The viaduct has been developed by Carlow County Council to make it safer and more accessible. The council has installed new signs, with interpretative panels adding to the walkway’s historical significance. It is a family friendly walk, suitable for buggies and is serviced by two car parks, one at each end of the viaduct. The length of the viaduct walk is approx. 500m each way but if you walk below the arches near the river, you can extend the walk a further 500m. At the start of the walk, there is a small woodland area that sits below the bridge. There are picnic benches available to sit and enjoy the beautiful scenery.
St. Molings Route – Driving Trail
The Barrow River is the most prominent landmark in this trail which covers the southern part of Co. Carlow. Since historical times, Carlow has been shaped by its rivers. As a result, there are many prehistoric sites and early Christian settlements throughout the area. The trail is 77km (44 miles) long. The trail route begins at the famous Borris House.
The Step House Hotel
The Step House Hotel is a 200-year-old dower house of the McMorrough Kavanagh Estate. The 4-star boutique hotel is located in the heart of Borris. It is a beautiful Georgian townhouse with deep archways and vaulted ceilings. The award-winning Cellar Restaurant provides a classic and intimate setting for guest dining, with beautiful wooden floors and vaulted ceilings.
Killoughternane Church is a 10th-century Celtic Christian church located 6km from Borris. It was built on the remains of a timber church said to have been built in the 5th century AD by St. Fortiarnán. Also known as the white church, the ruin is small and roofless, measuring approximately 5.5m in length and 3.5m in width. It features a rectangular baptismal font in the northeast corner.
Borris is home to Mount Leinster Rangers GAA Club, which was founded in 1988 with the amalgamation of 3 parish teams: Borris, Ballymurphy and Rathanna.
Borris Golf Club, founded in 1907, is one of the oldest clubs in Ireland. The beautifully designed 9-hole course makes for a unique experience. The surrounding countryside provides breathtaking views that are unexpected and always memorable. This fairway course is maintained to an exceptional standard. With a fully automatic irrigation system and the environmentally friendly sand base greens, this course will challenge even the most seasoned golfer. Its well-balanced plants and diverse tree species make it a joy to play for all.
The Borris Athletic Sports were inaugurated in 1872 by the Borris Cricket Club.
The local soccer club is Borris AFC.
Blackstairs Eco Trails, an award-winning Eco tourism business, is located 5kms from Borris. Visitors can explore the 5-acre wooded area where they can discover all sorts of wildlife. Scattered throughout the area are plenty of trails for visitors to stroll, learn about nature, and relax in the park. A small lake is easy to access, perfect for swimming and canoeing, and provides stunning views. There is also a beautiful park with winding paths, flower meadows and an Old Rose Garden to explore.

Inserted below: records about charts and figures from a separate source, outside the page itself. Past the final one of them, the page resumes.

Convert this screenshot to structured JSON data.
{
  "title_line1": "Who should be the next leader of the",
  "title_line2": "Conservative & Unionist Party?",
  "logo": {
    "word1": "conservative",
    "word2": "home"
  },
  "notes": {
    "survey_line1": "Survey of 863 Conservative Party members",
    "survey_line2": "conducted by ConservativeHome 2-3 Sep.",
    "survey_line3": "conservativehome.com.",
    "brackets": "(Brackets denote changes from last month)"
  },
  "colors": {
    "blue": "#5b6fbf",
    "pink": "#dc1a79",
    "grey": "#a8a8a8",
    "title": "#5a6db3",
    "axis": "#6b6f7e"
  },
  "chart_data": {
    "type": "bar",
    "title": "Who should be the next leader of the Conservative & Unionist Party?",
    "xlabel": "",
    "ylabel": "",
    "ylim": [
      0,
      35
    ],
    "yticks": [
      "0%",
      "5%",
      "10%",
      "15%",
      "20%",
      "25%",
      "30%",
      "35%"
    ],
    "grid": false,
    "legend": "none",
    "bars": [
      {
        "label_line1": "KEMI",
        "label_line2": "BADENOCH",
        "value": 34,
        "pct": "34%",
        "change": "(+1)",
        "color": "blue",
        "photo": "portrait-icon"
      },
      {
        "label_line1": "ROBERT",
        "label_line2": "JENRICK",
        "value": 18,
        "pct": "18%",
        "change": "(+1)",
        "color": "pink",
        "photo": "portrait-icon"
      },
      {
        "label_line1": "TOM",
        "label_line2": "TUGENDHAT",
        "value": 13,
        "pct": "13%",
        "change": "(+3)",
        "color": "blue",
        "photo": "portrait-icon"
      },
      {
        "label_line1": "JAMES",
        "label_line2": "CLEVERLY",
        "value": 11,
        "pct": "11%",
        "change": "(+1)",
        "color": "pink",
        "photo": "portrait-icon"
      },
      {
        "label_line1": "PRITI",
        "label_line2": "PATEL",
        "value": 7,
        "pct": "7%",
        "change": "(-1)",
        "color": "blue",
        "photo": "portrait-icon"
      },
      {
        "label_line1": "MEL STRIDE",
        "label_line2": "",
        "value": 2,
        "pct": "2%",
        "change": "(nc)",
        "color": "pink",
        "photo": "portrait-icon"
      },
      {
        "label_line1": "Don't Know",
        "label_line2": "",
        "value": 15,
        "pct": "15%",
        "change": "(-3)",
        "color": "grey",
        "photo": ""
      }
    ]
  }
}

Borris Food and Craft Market is a popular market full of locally sourced produce, handcrafted goods, and a good selection of locally crafted artisanal foodstuffs. The market boasts a variety of products for sale from local artists and craftspeople who have been established in the area for many years.
The Store is located in the Gate Lodge of Borris House, which houses a fantastic assortment of local artisan crafts, art and craft products. The store stocks a wide range of high-quality items including varied types of jewellery, candles, leather goods, beeswax products, jams and cordials.
It may be a cliché, but the Irish pub is very much alive and well in Borris. Whether you end up in O’Shea’s, Joyce’s or Bob’s Bar, you’ll get an authentic Irish experience complete with warm fires, warm welcomes and warm drinks.